Our current de novo protein design framework consists of two stages: (i) in silico sequence selection, and (ii) fold validation. We proved that our O(n2) in silico sequence selection model was superior in computational performance than several other O(n) formulations in literature [4]. Recently, we have devised two new sequence selection models that handle explicitly true protein backbone flexibility [6], as exhibited by multiple X-ray or NMR structures. One applied the single structure algorithm on a weighted average of the multiple structures, and the other employed binary distance bin variables to account for each of the structures, but imposed constraints on Cα position pairs (i,k) and (k,p) to eliminate solutions which would otherwise suggest physically impossible structures [6]. Both models were developed based on our discovery of an efficient way for linearizing the sequence selection model for single protein structure [6]. The models treat true backbone flexibility explicitly because they consider protein conformations of all possible combinations of continuous dihedral angle and Cα-Cα distance values between bounds determined by the X-ray or solution structures. As far as fold validation is concerned, we are applying a highly computationally efficient method, CYANA, on a full-atomistic scale driven by the AMBER forcefield, together with a local energy minimization package TINKER, for calculating fold specificities of the new sequences from the stage one models.

Confirmed by experimental data, our framework already proved to be highly successful in redesigning Compstatin, a 13-residue therapeutic peptide that inhibits Complement 3 and is used for treating unregulated complement activation ([1]-[2]). In this work, the framework will be extended to the design of a larger protein system, C3a. C3a is a 77-residue cleavage component of Complement 3 that is generated during the complement activation cascade. De novo design of C3a was based upon both the X-ray crystal structure elucidated by Huber et al. [7] and our own structures of the protein generated using molecular dynamics simulation [8]. The design was aimed at obtaining an antagonist that binds to the C3aR receptor better than C3a. In view of the multiple structures corresponding to the design template for C3a, the novel formulations using both a weighted average structure and binary distance bin variables were employed in the design work. Sequences for the antagonist were predicted and are being synthesized for experimental validation by our research collaborators.

[1]- J.L. Klepeis and C.A. Floudas and D. Morikis and C.G. Tsokos and E. Argyropoulos and L. Spruce and J.D. Lambris. "Integrated Computational and Experimental Approach for Lead Optimization and Design of Compstatin Variants with Improved Activity." J. Am. Chem. Soc. 125 (2003): 8422-8423.

[2]- J.L. Klepeis and C.A. Floudas and D. Morikis and C.G. Tsokos and J.D. Lambris. "Design of Peptide Analogs with Improved Activity Using a Novel de Novo Protein Design Approach."Ind. Eng. Chem. Res.43 (2004): 3817-3826.

[3]- C.A. Floudas and H.K. Fung and S.R. McAllister and M. Mönnigmann and R. Rajgaria. "Advances in Protein Structure Prediction and De Novo Protein Design: A Review." Chem. Eng. Sci. 61 (2006): 966-988 .

[4]- H.K. Fung and S. Rao and C.A. Floudas and O. Prokopyev and P.M. Pardalos and F. Rendl. "Computational Comparison Studies of Quadratic Assignment Like Formulations for the In Silico Sequence Selection Problem in De Novo Protein Design."J. Comb. Optim. 10 (2005): 41-60 .

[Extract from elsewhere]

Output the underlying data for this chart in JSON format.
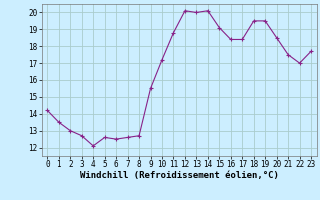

[5]- C.A. Floudas. "Research Challenges, Opportunities and Synergism in Systems Engineering and Computational Biology." AIChE J.51 (2005): 1872-1884.

[6]- H.K. Fung and M.S. Taylor and C.A. Floudas. "Novel Formulations for the Sequence Selection Problem in De Novo Protein Design with Flexible Templates." J. Comb. Optim. (2006): accepted for publication.

[7]- R. Huber and H. Scholze and E.P. Paques and J. Deisenhofer. "Crystal Structure Analysis and Molecular Model of Human C3a Anaphylatoxin."Hoppe-Seylers Z Physiol. Chemie. 361 (1980): 1389-1399.

[8]- H.K. Fung and M.S. Taylor and C.A. Floudas and D. Morikis and J.D. Lambris. "Redesigning Complement 3a into Flexible Templates from Both X-ray Crystallography and Molecular Dynamics Simulation." (2006): in preparation.